IN the early months of 1811 the first threatening letters from General Ned Ludd and the Army of Redressers, were sent to employers in Nottingham. Workers, upset by wage reductions and the use of unapprenticed workmen, began to break into factories at night to destroy the new machines that the employers were using.
In a three-week period over two hundred stocking frames were destroyed. In March, 1811, several attacks were taking place every night and the Nottingham authorities had to enroll four hundred special constables to protect the factories.
To help catch the culprits, the Prince Regent offered £50 to anyone “giving information on any person or persons wickedly breaking the frames”.
Luddism gradually spread to Yorkshire, Lancashire, Leicestershire and Derbyshire. In Yorkshire, croppers, a small and highly skilled group of cloth finishers, turned their anger on the new shearing frame that they feared would put them out of work.
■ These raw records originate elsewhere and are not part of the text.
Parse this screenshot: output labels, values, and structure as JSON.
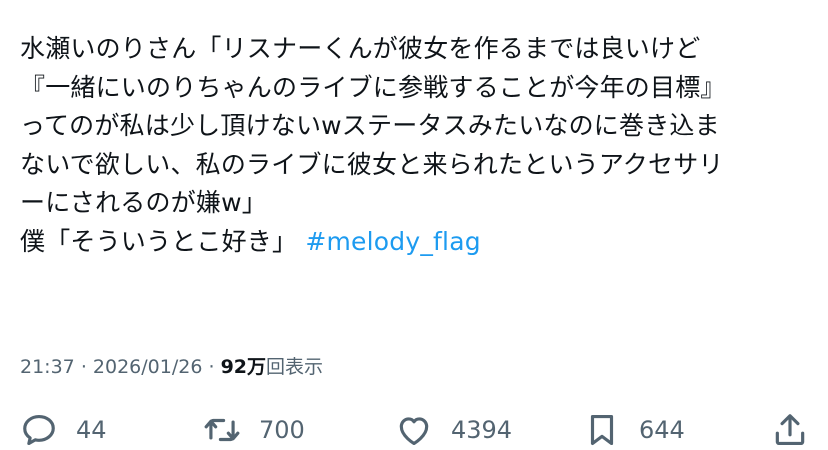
{
  "tweet": {
    "lines": [
      "水瀬いのりさん「リスナーくんが彼女を作るまでは良いけど",
      "『一緒にいのりちゃんのライブに参戦することが今年の目標』",
      "ってのが私は少し頂けないwステータスみたいなのに巻き込ま",
      "ないで欲しい、私のライブに彼女と来られたというアクセサリ",
      "ーにされるのが嫌w」"
    ],
    "last_line_text": "僕「そういうとこ好き」",
    "hashtag": "#melody_flag"
  },
  "meta": {
    "time": "21:37",
    "separator1": "·",
    "date": "2026/01/26",
    "separator2": "·",
    "views_count": "92万",
    "views_label": "回表示"
  },
  "actions": {
    "reply_count": "44",
    "retweet_count": "700",
    "like_count": "4394",
    "bookmark_count": "644"
  },
  "icons": {
    "reply": "reply-icon",
    "retweet": "retweet-icon",
    "like": "heart-icon",
    "bookmark": "bookmark-icon",
    "share": "share-icon"
  },
  "colors": {
    "text": "#0f1419",
    "secondary": "#536471",
    "hashtag": "#1d9bf0"
  }
}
In February and March, 1812, factories were attacked by Luddites in Huddersfield, Halifax, Wakefield and Leeds.
In February 1812 the government of Spencer Perceval proposed that machine-breaking should become a capital offence. Despite a passionate speech by Lord Byron in the House of Lords, Parliament passed the Frame Breaking Act that enabled people convicted of machine-breaking to be sentenced to death. As a further precaution, the government ordered 12,000 troops into the areas where the Luddites were active.
On of the most serious Luddite attacks took place at Rawfolds Mill near Brighouse in Yorkshire. William Cartwright, the owner of Rawfolds Mill, had been using cloth-finishing machinery since 1811.
Local croppers began losing their jobs and after a meeting at Saint Crispin public house, they decided to try and destroy the cloth-finishing machinery at Rawfolds Mill. Cartwright was suspecting trouble and arranged for the mill to be protected by armed guards.
Led by George Mellor, a young cropper from Huddersfield, the attack on Rawfolds Mill took place on 11th April, 1812. The Luddites failed to gain entry and by the time they left, two of the croppers had been mortally wounded. Seven days later the Luddites killed William Horsfall, another large mill-owner in the area. The authorities rounded up over a hundred suspects.
Of these, sixty-four were indicted. Three men were executed for the murder of Horsfall and another fourteen were hung for the attack on Rawfolds Mill.
Throughout 1812 there were attacks on Lancashire cotton mills. Local handloom weavers objected to the introduction of power looms. On 20th March, 1812 the warehouse of William Radcliffe, one of the first manufacturers to use the power-loom, was attacked in Stockport.
Wheat prices soared in 1812. Unable to feed their families, workers became desperate. There were food riots in Manchester, Oldham, Ashton, Rochdale, Stockport and Macclesfield.
On 20th April several thousand men attacked Burton’s Mill at Middleton near Manchester. Emanuel Burton, who knew that his policy of buying power-looms had upset local handloom weavers, had recruited armed guards and three members of the crowd were killed by musket-fire.
The following day the men returned and after failing to break-in to the mill, they burnt down Emanuel Burton’s house. The military arrived and another seven men were killed.
Three days later, Wray & Duncroffs Mill at Westhoughton, near Manchester, was set on fire. William Hulton, the High Sheriff of Lancashire, arrested twelve men suspected of taking part in the attack. Four of the accused, Abraham Charlston, Job Fletcher, Thomas Kerfoot, and James Smith, were executed.